BACKGROUND AND METHODS: Cisplatin (cis-diamminedichloroplatinum) has been reported to enhance the cell-killing effect of radiation, an effect whose intensity varies with the schedule of administration. We randomly assigned 331 patients with nonmetastatic inoperable non-small-cell lung cancer to one of three treatments: radiotherapy for two weeks (3 Gy given 10 times, in five fractions a week), followed by a three-week rest period and then radiotherapy for two more weeks (2.5 Gy given 10 times, five fractions a week); radiotherapy on the same schedule, combined with 30 mg of Cisplatin per square meter of body-surface area, given on the first day of each treatment week; or radiotherapy on the same schedule, combined with 6 mg of Cisplatin per square meter, given daily before radiotherapy. RESULTS: Survival was significantly improved in the radiotherapy-daily-Cisplatin group as compared with the radiotherapy group (P = 0.009): survival in the radiotherapy-daily-Cisplatin group was 54 percent at one year, 26 percent at two years, and 16 percent at three years, as compared with 46 percent, 13 percent, and 2 percent, respectively, in the radiotherapy group. Survival in the radiotherapy-weekly-Cisplatin group was intermediate (44 percent, 19 percent, and 13 percent) and not significantly different from survival in either of the other two groups. The survival benefit of daily combined treatment was due to improved control of local disease (P = 0.003). Survival without local recurrence was 59 percent at one year and 31 percent at two years in the radiotherapy-daily-Cisplatin group; 42 percent and 30 percent, respectively, in the radiotherapy-weekly-Cisplatin group; and 41 percent and 19 percent, respectively, in the radiotherapy group. Cisplatin induced nausea and vomiting in 86 percent of the patients given it weekly and in 78 percent of those given it daily; these effects were severe in 26 percent and 28 percent, respectively. CONCLUSIONS: Cisplatin, given daily in combination with the radiotherapy described here to patients with nonmetastatic but inoperable non-small-cell lung cancer, improved rates of survival and control of local disease at the price of substantial side effects.

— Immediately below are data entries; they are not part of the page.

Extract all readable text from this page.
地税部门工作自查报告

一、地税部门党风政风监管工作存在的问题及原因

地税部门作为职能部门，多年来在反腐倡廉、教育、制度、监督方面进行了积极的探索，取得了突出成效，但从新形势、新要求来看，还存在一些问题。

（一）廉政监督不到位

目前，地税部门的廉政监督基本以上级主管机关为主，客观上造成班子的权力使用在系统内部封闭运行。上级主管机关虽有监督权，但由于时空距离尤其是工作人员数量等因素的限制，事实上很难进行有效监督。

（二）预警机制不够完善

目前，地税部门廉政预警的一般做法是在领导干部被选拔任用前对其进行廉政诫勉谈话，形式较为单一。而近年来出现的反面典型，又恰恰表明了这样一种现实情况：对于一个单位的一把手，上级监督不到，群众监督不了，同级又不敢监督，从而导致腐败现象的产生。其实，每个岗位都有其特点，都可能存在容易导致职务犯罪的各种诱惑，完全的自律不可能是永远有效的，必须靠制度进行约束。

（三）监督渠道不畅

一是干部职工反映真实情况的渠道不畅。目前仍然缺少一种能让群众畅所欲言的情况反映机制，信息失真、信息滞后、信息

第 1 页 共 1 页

Enhanced antitumor efficacy of a combination of CPT-11, a new derivative of camptothecin, and cisplatin against human lung tumor xenografts.[Pubmed:8385085]
Jpn J Cancer Res. 1993 Feb;84(2):203-7.
The objective of this study was to evaluate the antitumor efficacy of combined use of 7-ethyl-10-[4-(1-piperidino)-1-piperidino]carbonyloxycamptothecin (CPT-11) and Cisplatin (CDDP). The antitumor activities of CPT-11, CDDP and their combination against 3 human lung tumor xenografts were estimated using congenitally athymic BALB/c (nu/nu) mice. The doses were 47 mg/kg for CPT-11 and 6 mg/kg for CDDP on days 1, 5 and 9. In combination therapy, half of the single dosage of each agent was used. The doses were administered intraperitoneally. The antitumor activity and toxicity were evaluated in terms of the tumor volume and body weight change of mice, respectively. The combination therapy resulted in a statistically significant tumor regression compared to the use of only CPT-11 or CDDP in two tumor xenografts out of three. The toxicity of the combination therapy was no higher than that of CPT-11 or CDDP alone. These results suggest that the antitumor activity of the combination of CPT-11 and CDDP is superior to that of CPT-11 or CDDP alone.